Les bottes de trente lieues d'Elisabeth Saint-Blancat

Trente ans qu'Élisabeth Saint-Blancat est aux manettes du théâtre des Clochards Célestes, créé en 1978 : elle en a fait un lieu incontournable de découvertes pour petits et grands. Rencontre avec une directrice exigeante et épanouie.


Quand Yves Barroz, qui avait fondé le théâtre des Clochards Célestes à la place d'une épicerie à la fin des années 70, demande à une jeune comédienne toulousaine de reprendre le lieu, elle hésite, n'ayant jamais trempé dans le volet administratif de son art. Mais elle accepte.

Nous sommes au printemps 1986 : Élisabeth Saint-Blancat, 40 ans, va pouvoir mettre sa curiosité insatiable au service d'une structure. Si elle n'a l'expérience que des grands lieux (son mari d'alors,  Jacques Rossner, l'assistant de Planchon, était directeur du CDN du Nord), elle a chevillé au corps ce goût de la découverte qui l'amène à la fin des 60's à arpenter les coulisses du TNP où travaillent Samy Frey, Francine Bergé.

En 2016, elle voit toujours plus de 200 à 300 pièces par an ! C'est avec ce bagage irremplaçable qu'aux Clochards, elle fonde de nombreux (feu) festivals, dont les Aulecquiades consacré aux auteurs contemporains ou ETC dédié à la jeunesse (le Off des rencontres internationales pour le théâtre, l'enfance et la jeunesse initié au Théâtre des Jeunes Années).

Ces deux axes, ADN de son théâtre, sont aussi le socle de son exigence. Comédienne à Mouffetard devant des enfants, elle sait qu'on ne peut pas les truander. Pas plus que quiconque ne peut l'entourlouper. « J'aime le théâtre mais je l'aime vraiment » dit-elle. Et toute la clé de son travail est dans le « mais », comme si programmer des travaux passables était le plus sûr moyen de desservir le théâtre où « bien souvent on s'ennuie. »

« J'aime vraiment ce que je fais »

Bien sûr, il y a parfois des ratages.

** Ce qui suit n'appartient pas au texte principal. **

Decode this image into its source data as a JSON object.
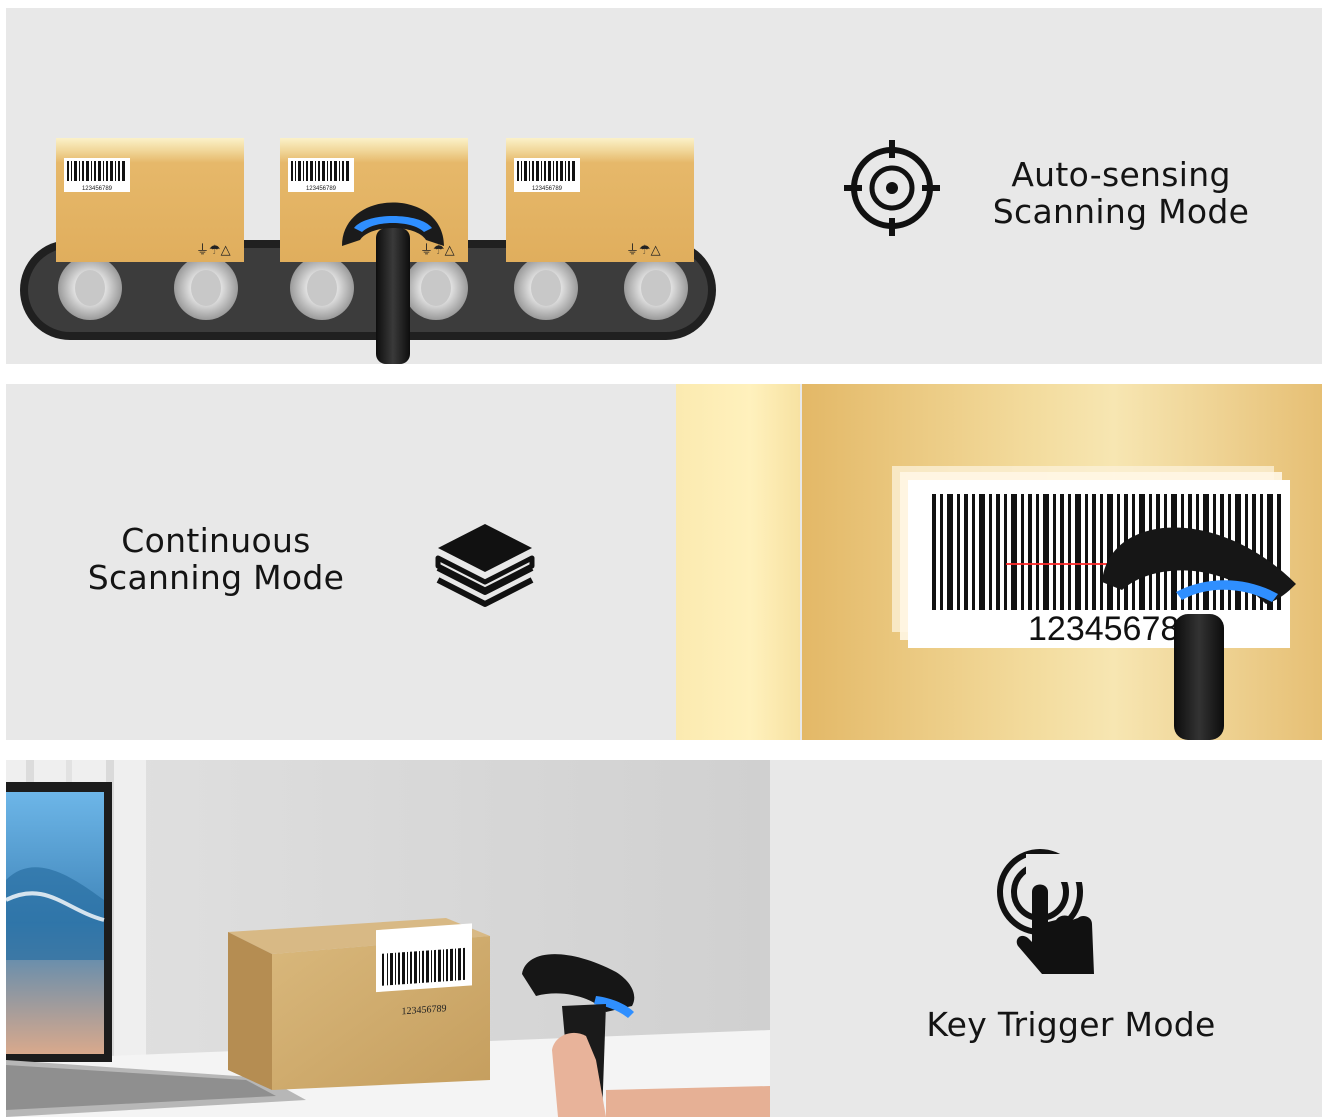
{
  "modes": [
    {
      "id": "auto",
      "line1": "Auto-sensing",
      "line2": "Scanning Mode",
      "icon": "target-crosshair-icon"
    },
    {
      "id": "continuous",
      "line1": "Continuous",
      "line2": "Scanning Mode",
      "icon": "layers-icon"
    },
    {
      "id": "trigger",
      "line1": "Key Trigger Mode",
      "icon": "touch-tap-icon"
    }
  ],
  "box_barcode_number": "123456789",
  "big_barcode_number": "12345678",
  "colors": {
    "panel_bg": "#e8e8e8",
    "box_tan": "#e4b468",
    "scanner_black": "#1a1a1a",
    "scanner_light": "#2f8fff",
    "laser_red": "#ff2a2a"
  }
}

Mais désormais, elle ne programme rien sur dossier, ce qui relève de la gageure (héroïsme) dans le domaine de la découverte. Elle est partout (le soir de notre entretien, elle se rendait à l'ENSATT, elle était deux jours plus tôt à l'Iris...), reçoit trois propositions par jour pour programmer in fine 15 à 17 spectacles par an.

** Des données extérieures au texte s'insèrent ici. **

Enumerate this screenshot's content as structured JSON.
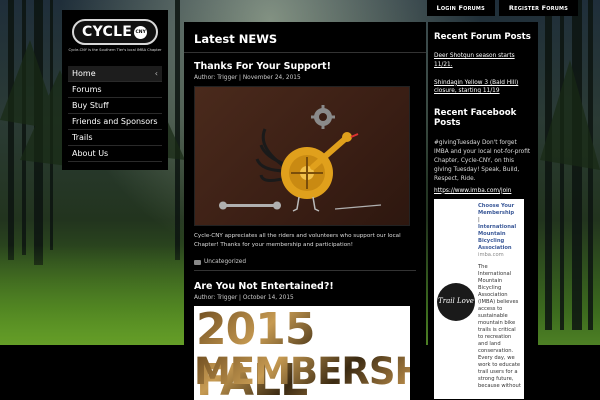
{
  "topbar": {
    "login": "Login Forums",
    "register": "Register Forums"
  },
  "logo": {
    "name": "CYCLE",
    "badge": "CNY",
    "tagline": "Cycle-CNY is the Southern Tier's local IMBA Chapter"
  },
  "nav": {
    "items": [
      "Home",
      "Forums",
      "Buy Stuff",
      "Friends and Sponsors",
      "Trails",
      "About Us"
    ]
  },
  "main": {
    "heading": "Latest NEWS",
    "posts": [
      {
        "title": "Thanks For Your Support!",
        "author": "Author: Trigger",
        "date": "November 24, 2015",
        "excerpt": "Cycle-CNY appreciates all the riders and volunteers who support our local Chapter!  Thanks for your membership and participation!",
        "category": "Uncategorized"
      },
      {
        "title": "Are You Not Entertained?!",
        "author": "Author: Trigger",
        "date": "October 14, 2015",
        "image_line1": "2015 FALL",
        "image_line2": "MEMBERSHIP"
      }
    ]
  },
  "right": {
    "forum_heading": "Recent Forum Posts",
    "forum_posts": [
      "Deer Shotgun season starts 11/21.",
      "Shindagin Yellow 3 (Bald Hill) closure, starting 11/19"
    ],
    "fb_heading": "Recent Facebook Posts",
    "fb_text": "#givingTuesday Don't forget IMBA and your local not-for-profit Chapter, Cycle-CNY, on this giving Tuesday! Speak, Build, Respect, Ride.",
    "fb_link": "https://www.imba.com/join",
    "fb_card": {
      "link1": "Choose Your Membership",
      "sep": "|",
      "link2": "International Mountain Bicycling Association",
      "source": "imba.com",
      "body": "The International Mountain Bicycling Association (IMBA) believes access to sustainable mountain bike trails is critical to recreation and land conservation. Every day, we work to educate trail users for a strong future, because without",
      "logo_text": "Trail Love"
    }
  },
  "colors": {
    "panel": "#000000",
    "accent_link": "#3b5998"
  }
}
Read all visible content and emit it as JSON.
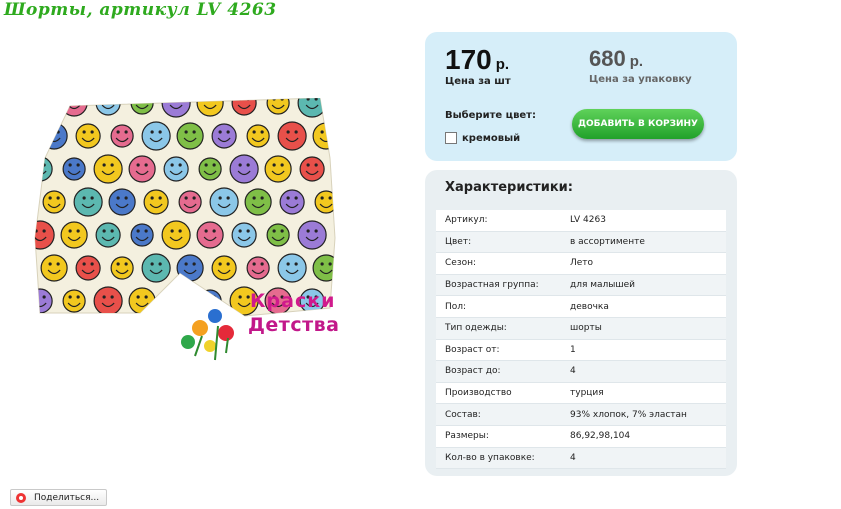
{
  "page": {
    "title": "Шорты, артикул LV 4263"
  },
  "logo": {
    "line1": "Краски",
    "line2": "Детства"
  },
  "price": {
    "unit_value": "170",
    "currency": "р.",
    "unit_caption": "Цена за шт",
    "pack_value": "680",
    "pack_currency": "р.",
    "pack_caption": "Цена за упаковку",
    "color_label": "Выберите цвет:",
    "color_option": "кремовый",
    "add_to_cart": "ДОБАВИТЬ В КОРЗИНУ"
  },
  "specs": {
    "title": "Характеристики:",
    "rows": [
      {
        "key": "Артикул:",
        "value": "LV 4263"
      },
      {
        "key": "Цвет:",
        "value": "в ассортименте"
      },
      {
        "key": "Сезон:",
        "value": "Лето"
      },
      {
        "key": "Возрастная группа:",
        "value": "для малышей"
      },
      {
        "key": "Пол:",
        "value": "девочка"
      },
      {
        "key": "Тип одежды:",
        "value": "шорты"
      },
      {
        "key": "Возраст от:",
        "value": "1"
      },
      {
        "key": "Возраст до:",
        "value": "4"
      },
      {
        "key": "Производство",
        "value": "турция"
      },
      {
        "key": "Состав:",
        "value": "93% хлопок, 7% эластан"
      },
      {
        "key": "Размеры:",
        "value": "86,92,98,104"
      },
      {
        "key": "Кол-во в упаковке:",
        "value": "4"
      }
    ]
  },
  "share": {
    "label": "Поделиться..."
  },
  "colors": {
    "title_green": "#2eaa1e",
    "price_box_bg": "#d6eef9",
    "cart_button": "#2fb232",
    "specs_bg": "#e9eff2"
  },
  "icons": {
    "share": "share-icon",
    "checkbox": "checkbox-icon"
  }
}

C'est elle qui a ouvert ses portes à Joris Mathieu et l'a gardé trois saisons à l'affiche, le temps que des programmateurs (Odile Grosbon du Polaris en l'occurrence) prennent le relais. Idem pour Olivier Maurin. Mais elle constate que son travail (désormais réalisé en équipe, après qu'elle ait longtemps assuré toutes les tâches sauf la régie) ne bénéficie pas d'une vraie reconnaissance du milieu : « les professionnels viennent, mais ils pourraient venir plus. » 

Quand on lui demande quel est le spectacle le plus fort qu'elle ait soutenu, elle sourit, semble faire défiler toutes les années passées et, lumineuse, confie qu'elle ne peut pas répondre à cette question, car chaque programmation, dont elle a raison de dire qu'elles ne sont pas « anodines », annonce une « magnifique saison. » Tout en réfléchissant à son avenir à la tête de ce lieu, elle est la première à relayer En acte(s) (lire ci-dessous) : CQFD.